発行人日記

図書出版 のぶ工房の発行人の日々です。
本をつくる話、映画や博物館、美術館やコンサートの話など。

維新ということばについて思うこと

2012年02月14日 | 日記
 「船中八策」ということばを出してきたところを見ると、やはり明治維新になぞらえているようだ。どんな船なのだ。乗る人がいる限りはドロ船でないことを願う。
 政治団体○○維新の会、の「維新」は、正しい革命の勝ち馬に乗る僕たち、という響きで使っているふしがあると私は思う。
 のぶ工房は「維新」とつく本を3冊出してる。「維新」は「あの時代の革命」という意味であり、それ以上でもそれ以下でもない。
 江戸城無血開城、とはいうものの、いわゆるひとつの明治維新の時代は、間違いなく血にまみれた日本国の内戦である。
 3冊の本でとりあげた筑前も長州も、まさに死屍累々な時代だった。
 幕末維新のあたりを本にした、のぶ工房の発行人としては、とても「維新」ということばを政治団体としてネーミングする気にはなれないし、そういうことばづかいをするメンタリティの政治団体を支持する気にはなれないのだ。
 ひとつ提案がある。
 ○○維新の会、の「維新」を、いったん「革命」とか「改革」とか「大改革」とかいうことばと言いかえて、それでも納得できる内容だったら、どんどん支持や参加をされたらいいと思う。
 意味はあまり変わらない。
「維新」というネーミングが先走りしていて、しかもそのネーミングのイメージは、おそらくは曖昧で詳しくない歴史認識に基づくものである。
 そういえぱ、1990年代、「平成維新の会」というのがあった。

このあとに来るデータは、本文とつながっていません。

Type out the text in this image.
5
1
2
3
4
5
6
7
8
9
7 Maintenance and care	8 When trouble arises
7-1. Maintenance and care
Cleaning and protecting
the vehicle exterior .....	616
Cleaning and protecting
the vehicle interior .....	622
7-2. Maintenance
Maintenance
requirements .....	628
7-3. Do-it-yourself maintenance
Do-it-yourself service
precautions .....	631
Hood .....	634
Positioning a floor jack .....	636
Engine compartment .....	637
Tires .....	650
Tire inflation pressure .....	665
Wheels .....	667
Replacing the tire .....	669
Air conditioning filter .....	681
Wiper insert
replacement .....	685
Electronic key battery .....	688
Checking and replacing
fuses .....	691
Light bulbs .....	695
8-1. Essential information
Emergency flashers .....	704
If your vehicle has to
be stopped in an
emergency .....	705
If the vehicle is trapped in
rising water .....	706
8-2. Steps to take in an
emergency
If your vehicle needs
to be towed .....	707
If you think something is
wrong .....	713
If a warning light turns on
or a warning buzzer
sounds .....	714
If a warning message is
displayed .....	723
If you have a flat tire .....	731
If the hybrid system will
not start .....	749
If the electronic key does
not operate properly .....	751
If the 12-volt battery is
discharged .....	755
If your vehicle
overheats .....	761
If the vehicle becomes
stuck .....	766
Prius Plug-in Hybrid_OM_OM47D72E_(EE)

各界で活躍され頭がよろしいと思われる方々が参加されていたと記憶している。「平成改革の会」とか「平成革命の会」という名前だと、あれほど錚々としたメンバーは集まらなかったと思う。でも瓦解した。

「船中八策」ということばについては、これも「8つの目標」とか「マニフェスト8項目」とかに言い換えてほしいと思う。
 坂本龍馬の「船中八策」の存在については諸説ある。私は別に龍馬に特別の思い入れがあるわけじゃないけど、龍馬ファンの人たちはこのことばを使うことについてどう思っているのだろう。
 小説や、テレビドラマに出て来る坂本龍馬は、学校の先生の思想信条に、強い制限を加えるような人じゃないと思うんだけど。
 まあ、親や生徒の意見を先生の評価に反映する、というのは、運用次第ではいい学校を作るかも。顧客の意見が反映されないサービスという点で、公立学校は、他のサービス業と大きく違うわけで。それが学校を悪くしている理由のひとつかもしれない。
 でも、それは、個人の思想信条とは別の次元だ。私が行ってた昔の学校でも、日教組でもそうでない先生でも、ダメなひと、困ったひと、明らかに不向きなひと、というのはいたし、それは組織とは別の問題だということは、中学生でもわかることだった。
 いちばん問題なのは、「維新」だの「船中八策」だのの、イメージ先行のネーミングに希望を見いだす人々が多いという現状なのだろう。過去の「自民党をぶっ壊す」「郵政改革」と少しかぶる気がするが、こちらは、それでも少しは具体的なキャッチフレーズだった。